|Authors||Merriam FV, Wang ZY, Guerios SD, Bjorling DE|
|Journal||Neurosci. Lett. Volume: 445 Issue: 1 Pages: 130-4|
|Publish Date||2008 Nov 07|
Cannabinoid receptors 1 and 2 (CB1 and CB2) are G-protein coupled receptors that are expressed throughout the body. Cannabinoid receptors are expressed in the urinary bladder and may affect bladder function.

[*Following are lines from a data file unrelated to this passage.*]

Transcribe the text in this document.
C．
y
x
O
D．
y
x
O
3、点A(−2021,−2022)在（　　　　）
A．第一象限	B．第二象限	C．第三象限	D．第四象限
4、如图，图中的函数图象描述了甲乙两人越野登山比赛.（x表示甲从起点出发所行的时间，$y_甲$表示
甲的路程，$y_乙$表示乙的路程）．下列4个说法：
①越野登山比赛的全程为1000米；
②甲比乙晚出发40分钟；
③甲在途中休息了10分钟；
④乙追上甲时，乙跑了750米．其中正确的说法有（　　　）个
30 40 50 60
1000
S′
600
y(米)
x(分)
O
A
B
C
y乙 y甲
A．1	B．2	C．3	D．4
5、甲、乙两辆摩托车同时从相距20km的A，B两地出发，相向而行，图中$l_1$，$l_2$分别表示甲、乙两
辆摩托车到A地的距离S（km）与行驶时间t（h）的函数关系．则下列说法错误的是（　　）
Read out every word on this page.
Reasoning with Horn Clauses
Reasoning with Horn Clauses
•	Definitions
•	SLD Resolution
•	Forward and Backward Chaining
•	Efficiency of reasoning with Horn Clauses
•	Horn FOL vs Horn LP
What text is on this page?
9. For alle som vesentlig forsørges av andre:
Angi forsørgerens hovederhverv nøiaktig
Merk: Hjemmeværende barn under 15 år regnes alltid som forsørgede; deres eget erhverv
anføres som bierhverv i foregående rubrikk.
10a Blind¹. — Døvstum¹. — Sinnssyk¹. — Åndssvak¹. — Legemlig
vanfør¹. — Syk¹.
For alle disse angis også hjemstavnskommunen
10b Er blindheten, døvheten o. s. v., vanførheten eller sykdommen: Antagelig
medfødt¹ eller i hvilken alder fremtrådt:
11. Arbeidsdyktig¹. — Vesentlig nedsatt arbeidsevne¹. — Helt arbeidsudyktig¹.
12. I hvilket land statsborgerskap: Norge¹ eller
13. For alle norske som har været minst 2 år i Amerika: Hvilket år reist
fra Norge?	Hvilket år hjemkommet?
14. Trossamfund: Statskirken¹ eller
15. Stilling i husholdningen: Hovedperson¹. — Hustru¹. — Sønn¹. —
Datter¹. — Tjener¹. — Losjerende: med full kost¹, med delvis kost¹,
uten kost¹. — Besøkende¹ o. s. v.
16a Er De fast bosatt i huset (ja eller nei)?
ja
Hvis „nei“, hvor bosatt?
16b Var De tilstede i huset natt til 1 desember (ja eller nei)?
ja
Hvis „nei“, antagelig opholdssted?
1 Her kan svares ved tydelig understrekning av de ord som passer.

The purpose of this study was twofold: to confirm the presence of cannabinoid receptors in the bladder, the L6/S1 spinal cord, and dorsal root ganglia (DRG), and to determine the effects of acute and chronic bladder inflammation on expression of cannabinoid receptors. Acute or chronic bladder inflammation was induced in rats by intravesical administration of acrolein. Abundance of CB1 and CB2 protein and their respective mRNA was determined using immunoblotting and quantitative real-time PCR, respectively. We confirmed the presence of CB1 and CB2 receptor protein and mRNA in bladder, L6-S spinal cord, and DRG. Acute bladder inflammation induced increased expression of CB2, but not CB1, protein in the bladder detrusor. Chronic bladder inflammation increased expression of bladder CB2 protein and mRNA but not CB1 protein or mRNA. Expression of CB1 or CB2 in spinal cord or DRG was unaffected by acute or chronic bladder inflammation. CB1 and CB2 receptors are present in the bladder and its associated innervation, and CB2 receptors are up-regulated in bladder after acute or chronic inflammation. CB2 receptors may be a viable target for pharmacological treatment of bladder inflammation and associated pain.